L’orrore nelle prigioni di al Qaida

BEIRUT  – Torture, uccisioni indiscriminate, maltrattamenti come, se non peggio, di quelle che denunciano di aver subito per decenni dal regime di Damasco: decine di civili e ribelli siriani hanno raccontato nelle ultime ore l’orrore della loro prigionia nelle carceri di al Qaida ad Aleppo, nel nord del Paese. Da giorni i miliziani qaedisti dello Stato islamico dell’Iraq e del Levante (Isis) sono sotto attacco nelle regioni di Idlib, Aleppo, Raqqa e Dayr az Zor da parte di un inedito fronte di ribelli nazionalisti e altri islamici.

Nel corso di questi scontri, alcune ‘prigioni’ dell’Isis sono state conquistate dagli insorti e i ‘detenuti’ liberati. Secondo fonti dell’opposizione siriana, prima della recente offensiva anti al Qaida, erano circa 1.500 i prigionieri nelle carceri dell’Isis. Diverse testimonianze registrate da giornalisti locali e pubblicate su Internet riferiscono di minori torturati “con gli stessi mezzi con cui il regime aveva torturato nel febbraio 2011 alcuni ragazzini a Daraa”, colpevoli di aver scritto frasi anti-regime sui muri della loro scuola e a cui erano state strappate le unghie dalle dita.
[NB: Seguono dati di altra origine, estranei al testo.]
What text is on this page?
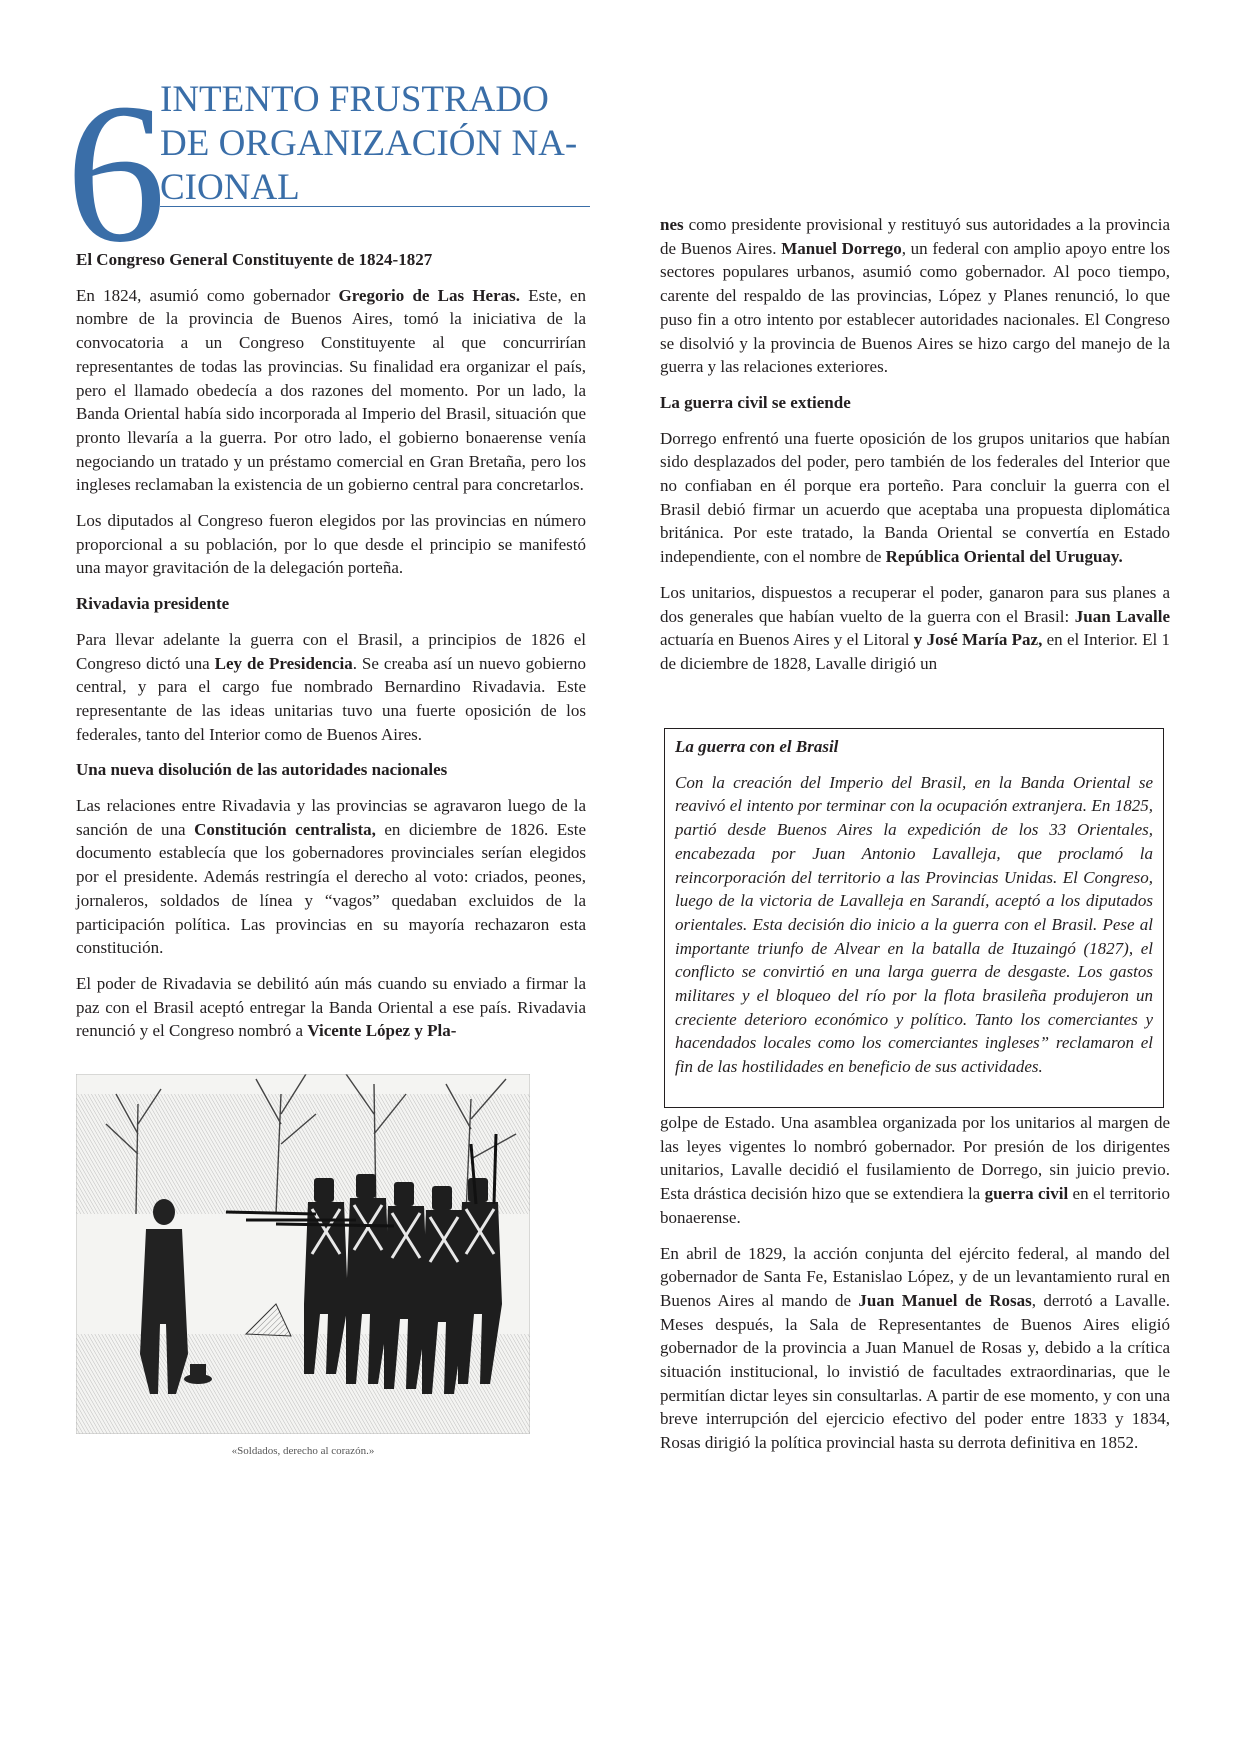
6
INTENTO FRUSTRADO
DE ORGANIZACIÓN NA-
CIONAL
El Congreso General Constituyente de 1824-1827

En 1824, asumió como gobernador Gregorio de Las Heras. Este, en nombre de la provincia de Buenos Aires, tomó la iniciativa de la convocatoria a un Congreso Constituyente al que concurrirían representantes de todas las provincias. Su finalidad era organizar el país, pero el llamado obedecía a dos razones del momento. Por un lado, la Banda Oriental había sido incorporada al Imperio del Brasil, situación que pronto llevaría a la guerra. Por otro lado, el gobierno bonaerense venía negociando un tratado y un préstamo comercial en Gran Bretaña, pero los ingleses reclamaban la existencia de un gobierno central para concretarlos.

Los diputados al Congreso fueron elegidos por las provincias en número proporcional a su población, por lo que desde el principio se manifestó una mayor gravitación de la delegación porteña.

Rivadavia presidente

Para llevar adelante la guerra con el Brasil, a principios de 1826 el Congreso dictó una Ley de Presidencia. Se creaba así un nuevo gobierno central, y para el cargo fue nombrado Bernardino Rivadavia. Este representante de las ideas unitarias tuvo una fuerte oposición de los federales, tanto del Interior como de Buenos Aires.

Una nueva disolución de las autoridades nacionales

Las relaciones entre Rivadavia y las provincias se agravaron luego de la sanción de una Constitución centralista, en diciembre de 1826. Este documento establecía que los gobernadores provinciales serían elegidos por el presidente. Además restringía el derecho al voto: criados, peones, jornaleros, soldados de línea y “vagos” quedaban excluidos de la participación política. Las provincias en su mayoría rechazaron esta constitución.

El poder de Rivadavia se debilitó aún más cuando su enviado a firmar la paz con el Brasil aceptó entregar la Banda Oriental a ese país. Rivadavia renunció y el Congreso nombró a Vicente López y Pla-

«Soldados, derecho al corazón.»

nes como presidente provisional y restituyó sus autoridades a la provincia de Buenos Aires. Manuel Dorrego, un federal con amplio apoyo entre los sectores populares urbanos, asumió como gobernador. Al poco tiempo, carente del respaldo de las provincias, López y Planes renunció, lo que puso fin a otro intento por establecer autoridades nacionales. El Congreso se disolvió y la provincia de Buenos Aires se hizo cargo del manejo de la guerra y las relaciones exteriores.

La guerra civil se extiende

Dorrego enfrentó una fuerte oposición de los grupos unitarios que habían sido desplazados del poder, pero también de los federales del Interior que no confiaban en él porque era porteño. Para concluir la guerra con el Brasil debió firmar un acuerdo que aceptaba una propuesta diplomática británica. Por este tratado, la Banda Oriental se convertía en Estado independiente, con el nombre de República Oriental del Uruguay.

Los unitarios, dispuestos a recuperar el poder, ganaron para sus planes a dos generales que habían vuelto de la guerra con el Brasil: Juan Lavalle actuaría en Buenos Aires y el Litoral y José María Paz, en el Interior. El 1 de diciembre de 1828, Lavalle dirigió un

La guerra con el Brasil

Con la creación del Imperio del Brasil, en la Banda Oriental se reavivó el intento por terminar con la ocupación extranjera. En 1825, partió desde Buenos Aires la expedición de los 33 Orientales, encabezada por Juan Antonio Lavalleja, que proclamó la reincorporación del territorio a las Provincias Unidas. El Congreso, luego de la victoria de Lavalleja en Sarandí, aceptó a los diputados orientales. Esta decisión dio inicio a la guerra con el Brasil. Pese al importante triunfo de Alvear en la batalla de Ituzaingó (1827), el conflicto se convirtió en una larga guerra de desgaste. Los gastos militares y el bloqueo del río por la flota brasileña produjeron un creciente deterioro económico y político. Tanto los comerciantes y hacendados locales como los comerciantes ingleses” reclamaron el fin de las hostilidades en beneficio de sus actividades.

golpe de Estado. Una asamblea organizada por los unitarios al margen de las leyes vigentes lo nombró gobernador. Por presión de los dirigentes unitarios, Lavalle decidió el fusilamiento de Dorrego, sin juicio previo. Esta drástica decisión hizo que se extendiera la guerra civil en el territorio bonaerense.

En abril de 1829, la acción conjunta del ejército federal, al mando del gobernador de Santa Fe, Estanislao López, y de un levantamiento rural en Buenos Aires al mando de Juan Manuel de Rosas, derrotó a Lavalle. Meses después, la Sala de Representantes de Buenos Aires eligió gobernador de la provincia a Juan Manuel de Rosas y, debido a la crítica situación institucional, lo invistió de facultades extraordinarias, que le permitían dictar leyes sin consultarlas. A partir de ese momento, y con una breve interrupción del ejercicio efectivo del poder entre 1833 y 1834, Rosas dirigió la política provincial hasta su derrota definitiva en 1852.
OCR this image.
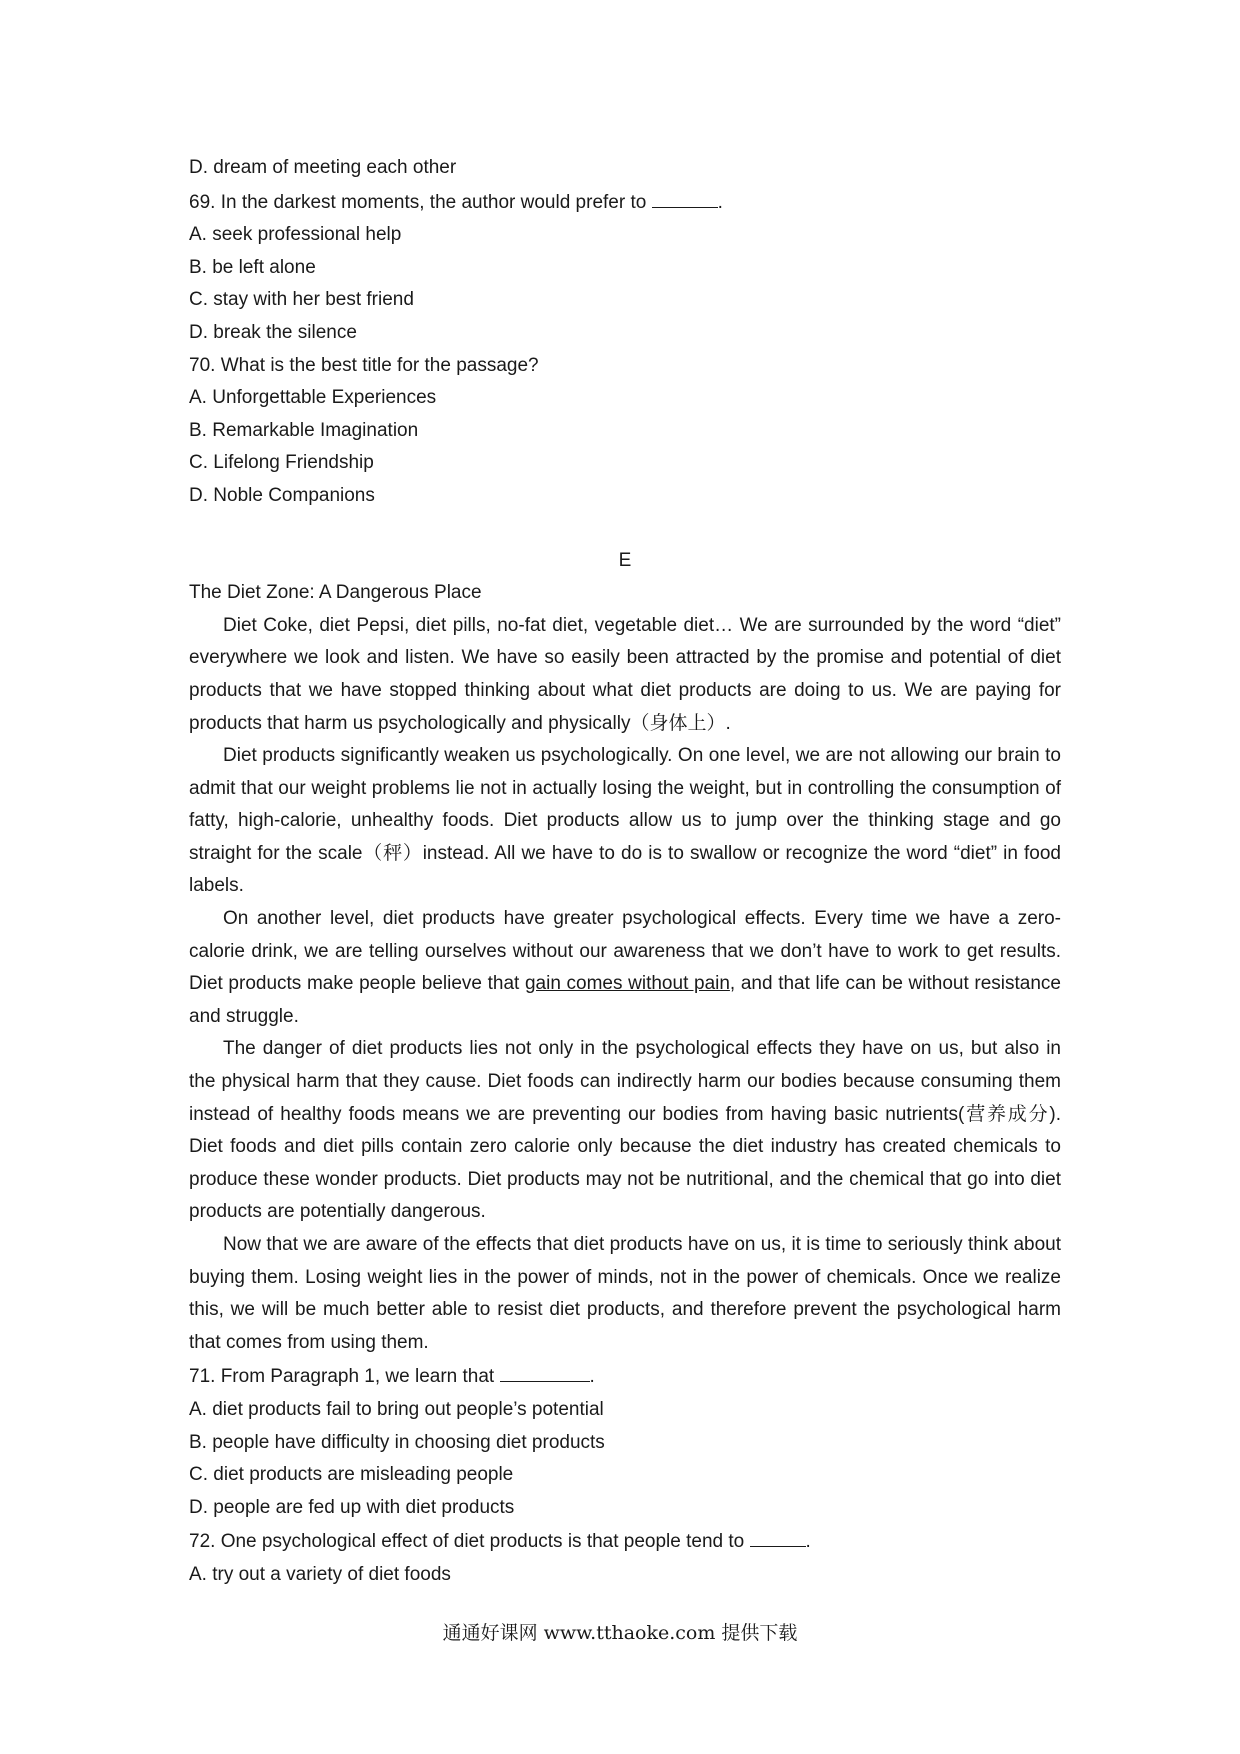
D. dream of meeting each other

69. In the darkest moments, the author would prefer to	.

A. seek professional help

B. be left alone

C. stay with her best friend

D. break the silence

70. What is the best title for the passage?

A. Unforgettable Experiences

B. Remarkable Imagination

C. Lifelong Friendship

D. Noble Companions

E

The Diet Zone: A Dangerous Place

Diet Coke, diet Pepsi, diet pills, no-fat diet, vegetable diet… We are surrounded by the word “diet” everywhere we look and listen. We have so easily been attracted by the promise and potential of diet products that we have stopped thinking about what diet products are doing to us. We are paying for products that harm us psychologically and physically（身体上）.

Diet products significantly weaken us psychologically. On one level, we are not allowing our brain to admit that our weight problems lie not in actually losing the weight, but in controlling the consumption of fatty, high-calorie, unhealthy foods. Diet products allow us to jump over the thinking stage and go straight for the scale（秤）instead. All we have to do is to swallow or recognize the word “diet” in food labels.

On another level, diet products have greater psychological effects. Every time we have a zero-calorie drink, we are telling ourselves without our awareness that we don’t have to work to get results. Diet products make people believe that gain comes without pain, and that life can be without resistance and struggle.

The danger of diet products lies not only in the psychological effects they have on us, but also in the physical harm that they cause. Diet foods can indirectly harm our bodies because consuming them instead of healthy foods means we are preventing our bodies from having basic nutrients(营养成分). Diet foods and diet pills contain zero calorie only because the diet industry has created chemicals to produce these wonder products. Diet products may not be nutritional, and the chemical that go into diet products are potentially dangerous.

Now that we are aware of the effects that diet products have on us, it is time to seriously think about buying them. Losing weight lies in the power of minds, not in the power of chemicals. Once we realize this, we will be much better able to resist diet products, and therefore prevent the psychological harm that comes from using them.

71. From Paragraph 1, we learn that	.

A. diet products fail to bring out people’s potential

B. people have difficulty in choosing diet products

C. diet products are misleading people

D. people are fed up with diet products

72. One psychological effect of diet products is that people tend to	.

A. try out a variety of diet foods

通通好课网 www.tthaoke.com 提供下载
Quell’episodio aveva scatenato allora la rabbia dei clan della regione meridionale dando vita a una rivolta popolare in poco tempo allargatasi anche a Homs e ad altre località siriane ostili al regime.

– Gli hanno strappato le unghie una a una e lo hanno fatto confessare di aver violentato tre donne. Aveva solo 15 anni – si racconta in uno dei video apparsi nelle ultime ore.

La prigione è quella di al Qaida a Qadi Askar, quartiere centro-orientale di Aleppo. Milad Shihab afferma di esser rimasto tredici giorni bendato e in isolamento in una cella stretta un metro per un metro.

– Tu, cane, volevi una rivoluzione? – è la frase spesso urlata ai prigionieri sdraiati a terra e “calpestati con il tacco degli stivali militari”.

Una frase analoga – affermano gli attivisti – (“è questa la rivoluzione che volevi?”) è usata dai miliziani del regime contro i civili arrestati.

– Siamo arrivati al punto di sperare che la prigione venisse bombardata dal regime… almeno avrebbero smesso di torturarci – afferma Shihab. Altri superstiti usciti dall’inferno di Qadi Askar raccontano che molti detenuti erano ribelli dei gruppi anti-regime, tra cui appartenenti a formazioni islamiche radicali e che spesso questi prigionieri sono atti uccisi in carcere.

– Li hanno uccisi brigata per brigata. Avrebbero proseguito fino a quando tutto il Paese non fosse stato sotto il loro controllo.